I would write it out at the top of my journal so that I would see it every morning. And it was basically, let's call it a flow chart. That's an overstatement. And it said, STATE, in all caps, with an arrow that went to story, and then that went to strategy. So state, story, strategy.
And what that's meant to say is what happens to many people who are depressed or anxious or whatever is they sit down and they try to figure out how to fix the thing. They go straight to strategy. Like, what should I do? The challenge there is that if you're looking at the world through gray glasses.

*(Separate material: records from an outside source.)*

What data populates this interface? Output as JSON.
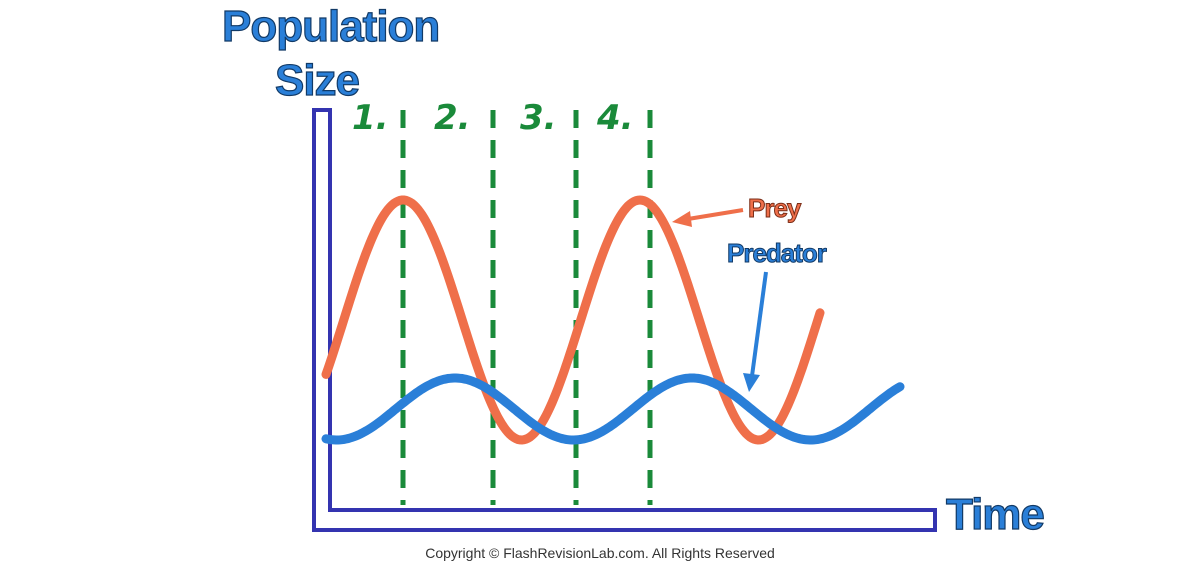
{
  "axis_labels": {
    "y": "Population Size",
    "x": "Time"
  },
  "phases": [
    "1.",
    "2.",
    "3.",
    "4."
  ],
  "curve_labels": {
    "prey": "Prey",
    "predator": "Predator"
  },
  "footer": "Copyright © FlashRevisionLab.com. All Rights Reserved"
}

The story that you're going to come up with is going to be most likely a disabling story.
And then you're going to come up with strategies that are, by and large, pretty ineffective. If, on the other hand, you start with state. So if you're in a low-energy state, you hop in a cold shower for five minutes, or you do 50 jumping jacks, or you do 20 push-ups, anything to change your state from a low-energy state to a higher-energy state.
And that's... governed by all sorts of things. Well, let's keep it simple.
So low to higher energy state. Then you sit down and you're able to, because of changes in neurotransmitters or... any number of things, you have a more enabling story, right? And so you've turned the gray, maybe a tint or two brighter than the strategies you come up with are going to be more effective. So just reminding myself constantly before you jump to the strategy, like the what to do, the how to fix, have you addressed the state?
Because this thing in between the story really matters. Because if your narrative is like, oh, I'm always pessimistic. I've never been able to fix this.
you're starting at a deficit, right? You have a severe handicap in coming up with approaches that are going to help you. So that might be helpful to people as well. Like state, story, strategy, that is the order.